What was re-affirmed is that the Aquarium can be both educational – and fun. And marketed mainly as the latter. It didn’t open that way and debuted to disappointment.
While attendance – 608,000 compared with 582,000 in 2003 – was up, that’s only part of the equation. Visitors also lingered longer and spent more in the gift shops and restaurants.
A key reason is the new Explore A Shore, a 2.5-acre play area for kids that has been a magnet for moms and young children. The key catalyst was Thom Stork, the Aquarium’s president, who overcame some staff doubters and pushed hard for the $2-million addition. Statistics show that visitors have doubled their stay on average – from two to four hours – since Explore A Shore’s introduction in March.

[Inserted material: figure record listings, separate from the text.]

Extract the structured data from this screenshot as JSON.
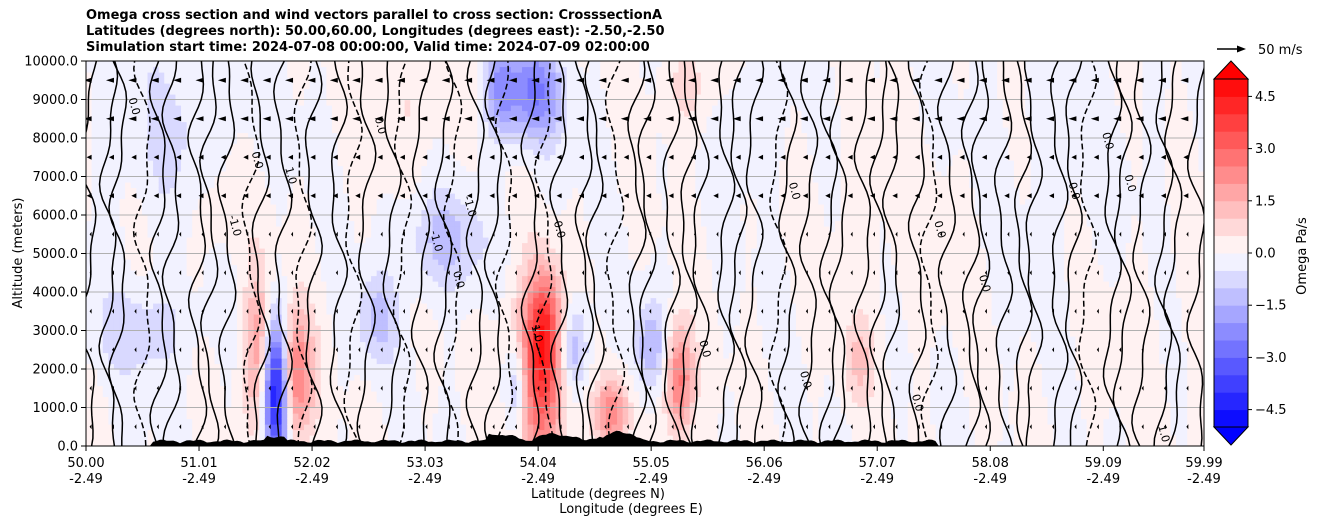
{
  "chart_data": {
    "type": "heatmap",
    "title_lines": [
      "Omega cross section and wind vectors parallel to cross section: CrosssectionA",
      "Latitudes (degrees north): 50.00,60.00, Longitudes (degrees east): -2.50,-2.50",
      "Simulation start time: 2024-07-08 00:00:00, Valid time: 2024-07-09 02:00:00"
    ],
    "ylabel": "Altitude (meters)",
    "xlabel_lines": [
      "Latitude (degrees N)",
      "Longitude (degrees E)"
    ],
    "ylim": [
      0,
      10000
    ],
    "yticks": [
      "0.0",
      "1000.0",
      "2000.0",
      "3000.0",
      "4000.0",
      "5000.0",
      "6000.0",
      "7000.0",
      "8000.0",
      "9000.0",
      "10000.0"
    ],
    "ytick_values": [
      0,
      1000,
      2000,
      3000,
      4000,
      5000,
      6000,
      7000,
      8000,
      9000,
      10000
    ],
    "xlim": [
      50.0,
      59.99
    ],
    "xtick_values": [
      50.0,
      51.01,
      52.02,
      53.03,
      54.04,
      55.05,
      56.06,
      57.07,
      58.08,
      59.09,
      59.99
    ],
    "xticks": [
      {
        "lat": "50.00",
        "lon": "-2.49"
      },
      {
        "lat": "51.01",
        "lon": "-2.49"
      },
      {
        "lat": "52.02",
        "lon": "-2.49"
      },
      {
        "lat": "53.03",
        "lon": "-2.49"
      },
      {
        "lat": "54.04",
        "lon": "-2.49"
      },
      {
        "lat": "55.05",
        "lon": "-2.49"
      },
      {
        "lat": "56.06",
        "lon": "-2.49"
      },
      {
        "lat": "57.07",
        "lon": "-2.49"
      },
      {
        "lat": "58.08",
        "lon": "-2.49"
      },
      {
        "lat": "59.09",
        "lon": "-2.49"
      },
      {
        "lat": "59.99",
        "lon": "-2.49"
      }
    ],
    "grid": true,
    "colorbar": {
      "label": "Omega Pa/s",
      "min": -5.0,
      "max": 5.0,
      "step": 0.5,
      "tick_values": [
        4.5,
        3.0,
        1.5,
        0.0,
        -1.5,
        -3.0,
        -4.5
      ],
      "tick_labels": [
        "4.5",
        "3.0",
        "1.5",
        "0.0",
        "−1.5",
        "−3.0",
        "−4.5"
      ],
      "extend": "both",
      "colormap": "bwr"
    },
    "quiver_key": {
      "label": "50 m/s",
      "value": 50
    },
    "contour_labels": [
      {
        "text": "0.0",
        "x": 51.5,
        "y": 7400
      },
      {
        "text": "1.0",
        "x": 51.8,
        "y": 7000
      },
      {
        "text": "0.0",
        "x": 52.6,
        "y": 8300
      },
      {
        "text": "-1.0",
        "x": 53.4,
        "y": 6200
      },
      {
        "text": "0.0",
        "x": 53.3,
        "y": 4300
      },
      {
        "text": "-1.0",
        "x": 53.1,
        "y": 5300
      },
      {
        "text": "0.0",
        "x": 54.2,
        "y": 5600
      },
      {
        "text": "1.0",
        "x": 54.0,
        "y": 2900
      },
      {
        "text": "0.0",
        "x": 55.5,
        "y": 2500
      },
      {
        "text": "0.0",
        "x": 57.6,
        "y": 5600
      },
      {
        "text": "0.0",
        "x": 58.8,
        "y": 6600
      },
      {
        "text": "0.0",
        "x": 59.3,
        "y": 6800
      },
      {
        "text": "0.0",
        "x": 59.1,
        "y": 7900
      },
      {
        "text": "1.0",
        "x": 59.6,
        "y": 300
      },
      {
        "text": "0.0",
        "x": 50.4,
        "y": 8800
      },
      {
        "text": "-1.0",
        "x": 51.3,
        "y": 5700
      },
      {
        "text": "0.0",
        "x": 56.4,
        "y": 1700
      },
      {
        "text": "0.0",
        "x": 57.4,
        "y": 1100
      },
      {
        "text": "0.0",
        "x": 58.0,
        "y": 4200
      },
      {
        "text": "0.0",
        "x": 56.3,
        "y": 6600
      }
    ]
  }
}
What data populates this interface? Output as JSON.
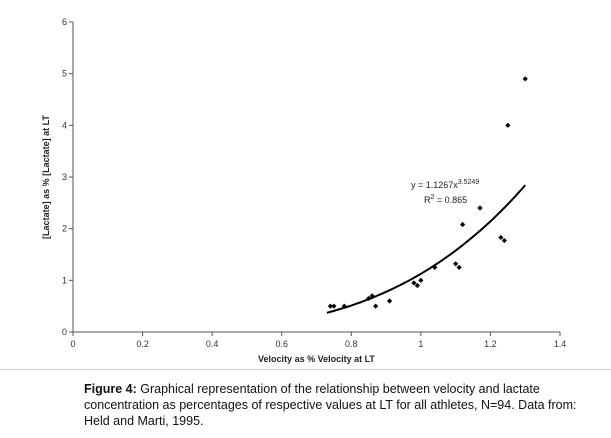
{
  "chart_data": {
    "type": "scatter",
    "xlabel": "Velocity as % Velocity at LT",
    "ylabel": "[Lactate] as % [Lactate] at LT",
    "xlim": [
      0,
      1.4
    ],
    "ylim": [
      0,
      6
    ],
    "x_ticks": [
      "0",
      "0.2",
      "0.4",
      "0.6",
      "0.8",
      "1",
      "1.2",
      "1.4"
    ],
    "y_ticks": [
      "0",
      "1",
      "2",
      "3",
      "4",
      "5",
      "6"
    ],
    "grid": false,
    "marker_color": "#000000",
    "points": [
      {
        "x": 0.74,
        "y": 0.5
      },
      {
        "x": 0.75,
        "y": 0.5
      },
      {
        "x": 0.78,
        "y": 0.5
      },
      {
        "x": 0.85,
        "y": 0.65
      },
      {
        "x": 0.86,
        "y": 0.7
      },
      {
        "x": 0.87,
        "y": 0.5
      },
      {
        "x": 0.91,
        "y": 0.6
      },
      {
        "x": 0.98,
        "y": 0.95
      },
      {
        "x": 0.99,
        "y": 0.9
      },
      {
        "x": 1.0,
        "y": 1.0
      },
      {
        "x": 1.04,
        "y": 1.25
      },
      {
        "x": 1.1,
        "y": 1.32
      },
      {
        "x": 1.11,
        "y": 1.25
      },
      {
        "x": 1.12,
        "y": 2.08
      },
      {
        "x": 1.17,
        "y": 2.4
      },
      {
        "x": 1.23,
        "y": 1.83
      },
      {
        "x": 1.24,
        "y": 1.77
      },
      {
        "x": 1.25,
        "y": 4.0
      },
      {
        "x": 1.3,
        "y": 4.9
      }
    ],
    "trendline": {
      "type": "power",
      "coefficient": 1.1267,
      "exponent": 3.5249,
      "x_range": [
        0.73,
        1.3
      ],
      "equation_prefix": "y = 1.1267x",
      "equation_exponent": "3.5249",
      "r2_prefix": "R",
      "r2_sup": "2",
      "r2_suffix": " = 0.865"
    }
  },
  "caption": {
    "label": "Figure 4:",
    "text": " Graphical representation of the relationship between velocity and lactate concentration as percentages of respective values at LT for all athletes, N=94. Data from: Held and Marti, 1995."
  }
}
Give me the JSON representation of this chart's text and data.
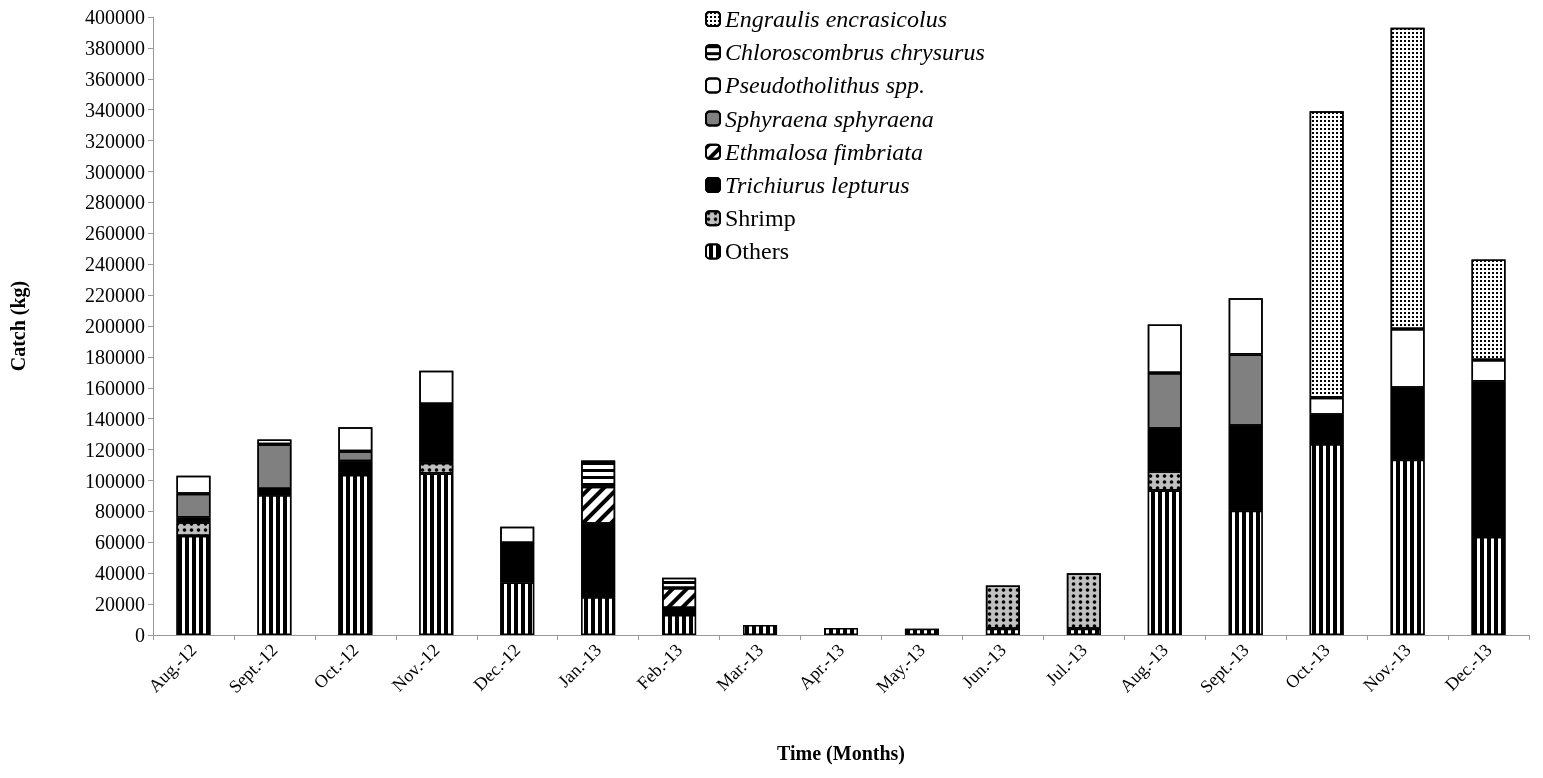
{
  "chart_data": {
    "type": "bar",
    "stacked": true,
    "xlabel": "Time (Months)",
    "ylabel": "Catch (kg)",
    "categories": [
      "Aug.-12",
      "Sept.-12",
      "Oct.-12",
      "Nov.-12",
      "Dec.-12",
      "Jan.-13",
      "Feb.-13",
      "Mar.-13",
      "Apr.-13",
      "May.-13",
      "Jun.-13",
      "Jul.-13",
      "Aug.-13",
      "Sept.-13",
      "Oct.-13",
      "Nov.-13",
      "Dec.-13"
    ],
    "ylim": [
      0,
      400000
    ],
    "yticks": [
      0,
      20000,
      40000,
      60000,
      80000,
      100000,
      120000,
      140000,
      160000,
      180000,
      200000,
      220000,
      240000,
      260000,
      280000,
      300000,
      320000,
      340000,
      360000,
      380000,
      400000
    ],
    "grid": false,
    "legend": "top",
    "series": [
      {
        "name": "Others",
        "color": "#000000",
        "values": [
          64000,
          90500,
          103500,
          104500,
          34000,
          24500,
          13000,
          6500,
          4500,
          4000,
          4000,
          4000,
          93500,
          80500,
          123500,
          113500,
          63500
        ]
      },
      {
        "name": "Shrimp",
        "color": "#c0c0c0",
        "values": [
          9000,
          null,
          null,
          7000,
          null,
          null,
          null,
          null,
          null,
          null,
          28000,
          36000,
          12500,
          null,
          null,
          null,
          null
        ]
      },
      {
        "name": "Trichiurus lepturus",
        "color": "#000000",
        "values": [
          3000,
          4000,
          9000,
          38000,
          25500,
          47500,
          4500,
          null,
          null,
          null,
          null,
          null,
          27500,
          55000,
          19000,
          46500,
          100500
        ]
      },
      {
        "name": "Ethmalosa fimbriata",
        "color": "#ffffff",
        "values": [
          null,
          null,
          null,
          null,
          null,
          24000,
          13000,
          null,
          null,
          null,
          null,
          null,
          null,
          null,
          null,
          null,
          null
        ]
      },
      {
        "name": "Sphyraena sphyraena",
        "color": "#808080",
        "values": [
          15500,
          29000,
          6500,
          null,
          null,
          null,
          null,
          null,
          null,
          null,
          null,
          null,
          36000,
          46000,
          null,
          null,
          null
        ]
      },
      {
        "name": "Pseudotholithus spp.",
        "color": "#ffffff",
        "values": [
          11500,
          3000,
          15500,
          21500,
          10500,
          null,
          null,
          null,
          null,
          null,
          null,
          null,
          31500,
          36500,
          11000,
          38000,
          14000
        ]
      },
      {
        "name": "Chloroscombrus chrysurus",
        "color": "#ffffff",
        "values": [
          null,
          null,
          null,
          null,
          null,
          17000,
          6500,
          null,
          null,
          null,
          null,
          null,
          null,
          null,
          null,
          null,
          null
        ]
      },
      {
        "name": "Engraulis encrasicolus",
        "color": "#ffffff",
        "values": [
          null,
          null,
          null,
          null,
          null,
          null,
          null,
          null,
          null,
          null,
          null,
          null,
          null,
          null,
          185500,
          195000,
          65000
        ]
      }
    ]
  }
}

Prior to his arrival in 2002, Stork had been in senior management positions with Busch Gardens and Orlando’s SeaWorld. It shows.
Moreover, the upturns in revenue and attendance have been achieved without compromising the integrity of the environmental education that remains at the heart of the Aquarium experience.
But Stork knew the stark reality: Whatever your educational benefits, first priority is to up the turnstile count.